Benjamin Franklin once said, “in this world, nothing can be said to be certain, except death and taxes.” While death is unavoidable, you leave a lot behind when you are gone. Besides your family and assets, you also leave a digital footprint.
While each person’s digital footprint varies, they are typically made up of things like email addresses, social media profiles, online banking accounts, and more. While some online profiles may allow your loved ones to see pictures and memories (i.e., Facebook, Instagram, etc.), they may also be tempting to nefarious individuals who want to use the information you left behind for fraudulent purposes.
You may wonder if there’s a way to prevent this. Here are some tips that can help:
Compile your information
A good first step in protecting your online presence is to compile your information.
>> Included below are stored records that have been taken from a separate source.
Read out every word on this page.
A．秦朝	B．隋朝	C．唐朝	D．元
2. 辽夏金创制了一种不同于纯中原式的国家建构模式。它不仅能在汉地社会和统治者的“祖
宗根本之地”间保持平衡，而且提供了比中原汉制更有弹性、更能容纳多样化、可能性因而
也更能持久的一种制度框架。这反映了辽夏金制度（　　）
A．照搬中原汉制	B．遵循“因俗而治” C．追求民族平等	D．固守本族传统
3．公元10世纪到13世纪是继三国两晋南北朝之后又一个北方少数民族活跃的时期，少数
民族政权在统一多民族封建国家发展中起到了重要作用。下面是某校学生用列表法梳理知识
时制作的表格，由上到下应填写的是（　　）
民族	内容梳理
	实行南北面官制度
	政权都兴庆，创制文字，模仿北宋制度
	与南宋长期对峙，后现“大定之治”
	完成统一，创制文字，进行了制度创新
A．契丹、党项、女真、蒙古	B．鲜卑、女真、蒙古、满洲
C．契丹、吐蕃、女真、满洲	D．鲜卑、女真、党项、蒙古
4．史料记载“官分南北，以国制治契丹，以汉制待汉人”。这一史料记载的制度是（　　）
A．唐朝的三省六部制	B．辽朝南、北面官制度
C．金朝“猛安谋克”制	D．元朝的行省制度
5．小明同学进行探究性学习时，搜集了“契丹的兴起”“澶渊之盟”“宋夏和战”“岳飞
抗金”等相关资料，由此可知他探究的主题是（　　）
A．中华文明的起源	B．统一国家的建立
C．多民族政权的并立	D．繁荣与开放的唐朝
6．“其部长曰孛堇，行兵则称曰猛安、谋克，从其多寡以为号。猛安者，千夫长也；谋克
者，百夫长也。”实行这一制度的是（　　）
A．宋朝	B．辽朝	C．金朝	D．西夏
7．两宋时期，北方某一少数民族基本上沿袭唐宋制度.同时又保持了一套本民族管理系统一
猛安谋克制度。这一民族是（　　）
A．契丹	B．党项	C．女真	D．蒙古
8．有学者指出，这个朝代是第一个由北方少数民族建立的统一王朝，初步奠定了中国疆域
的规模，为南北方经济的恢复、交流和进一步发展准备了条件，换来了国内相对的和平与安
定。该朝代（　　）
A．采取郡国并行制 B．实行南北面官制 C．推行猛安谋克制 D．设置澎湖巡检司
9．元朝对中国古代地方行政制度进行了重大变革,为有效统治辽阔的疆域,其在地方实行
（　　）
Make a list of all your online accounts, including your username and passwords.
Name a digital executor
Today, many people are also naming a digital executor. This is the person who will be given your online account information and your instructions regarding what they should do. Just like any other “last wishes” information, you should include your list of online accounts, what you want to be done with each one, and who you name as your digital executor in your estate plan.
Creating a plan for your digital presence
After you pass, you may want to ensure that certain accounts are closed or that your personal information and online presence aren’t used for fraud. The best way to do this is by ensuring you create a plan for your digital footprint in your estate plan.
With this, your family or friends will know your wishes and can ensure your online presence is handled based on your wants and needs.